Multimodal refers to being able to process vision, audio, and/or motion simultaneously. For example, a model may process both the image frames and audio from a YouTube to classify what the video is about.


What companies hire for computer vision?

There are some companies into computer vision:

  • Microsoft

  • Google

  • Facebook

  • Nvidia

  • Amazon - for their Amazon stores

  • Snap - for their filters

  • Pinterest - for visual search

Usually specialists like computer vision engineers work on the same team. You can use the LinkedIn "Visitors also looked at" feature to see people with similar profiles.


Case Study: Mortgage Company

Let's say a mortgage company wants to apply natural language processing to improve the efficiency of refinancing.
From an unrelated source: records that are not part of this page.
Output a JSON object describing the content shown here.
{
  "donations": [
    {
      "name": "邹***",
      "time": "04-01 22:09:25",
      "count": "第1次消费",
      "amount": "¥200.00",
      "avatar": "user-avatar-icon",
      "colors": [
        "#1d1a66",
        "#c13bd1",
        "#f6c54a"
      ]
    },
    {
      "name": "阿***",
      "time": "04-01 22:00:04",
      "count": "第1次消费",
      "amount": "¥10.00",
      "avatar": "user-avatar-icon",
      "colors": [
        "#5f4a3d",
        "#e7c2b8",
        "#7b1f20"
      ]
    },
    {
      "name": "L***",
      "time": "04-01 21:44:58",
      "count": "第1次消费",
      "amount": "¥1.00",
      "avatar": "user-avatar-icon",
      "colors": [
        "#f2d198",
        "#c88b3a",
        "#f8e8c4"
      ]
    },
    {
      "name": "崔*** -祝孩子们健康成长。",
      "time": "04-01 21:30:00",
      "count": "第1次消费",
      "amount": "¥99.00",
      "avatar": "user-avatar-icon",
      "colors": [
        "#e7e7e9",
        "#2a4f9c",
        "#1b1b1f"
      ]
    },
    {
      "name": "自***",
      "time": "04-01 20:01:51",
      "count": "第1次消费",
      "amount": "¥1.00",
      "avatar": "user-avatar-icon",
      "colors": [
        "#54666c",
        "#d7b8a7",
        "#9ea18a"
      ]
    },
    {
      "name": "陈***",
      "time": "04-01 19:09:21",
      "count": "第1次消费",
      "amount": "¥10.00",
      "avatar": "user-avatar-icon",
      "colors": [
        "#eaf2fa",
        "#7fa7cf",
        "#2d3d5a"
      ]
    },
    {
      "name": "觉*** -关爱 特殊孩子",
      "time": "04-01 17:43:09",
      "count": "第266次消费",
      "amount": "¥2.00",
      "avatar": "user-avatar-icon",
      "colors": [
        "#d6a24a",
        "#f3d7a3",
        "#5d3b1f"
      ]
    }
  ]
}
Specifically, people upload their mortgage documents and the system should automatically extract information like name of the mortgage lender.

Let's walk through the end-to-end life cycle for a machine learning engineer.

Prototyping. The ML engineer will take a few sample documents. He might try some simple rules (look for term "Lender") to see if it works okay.

Collecting training data. Machine learning model is built off of data. The data is called "training data". The mortgage company probably already has millions of example mortgage documents with the data already extracted. The engineer can use this as training data.

Training models. The ML engineers trains a model on the data. The training time varies depending on task. For small data sets it can take a few minutes. For large sophisticated models it can take weeks.

Model selection. The ML has several options for what type of algorithm to use. Even for a given algorithm, there are many options. It's kind of like buying a car. You have different models that have different strengths and weaknesses. Even for a given car, you have options to customize the interior (e.g., sunroof option, etc.). Choosing a model has the same type of optionality.

Typically the model that has the highest accuracy is chosen.

Deployment. After the model is selected, the ML engineer can provide the code (in TensorFlow or Pytorch) to deploy it into whatever application that needs it.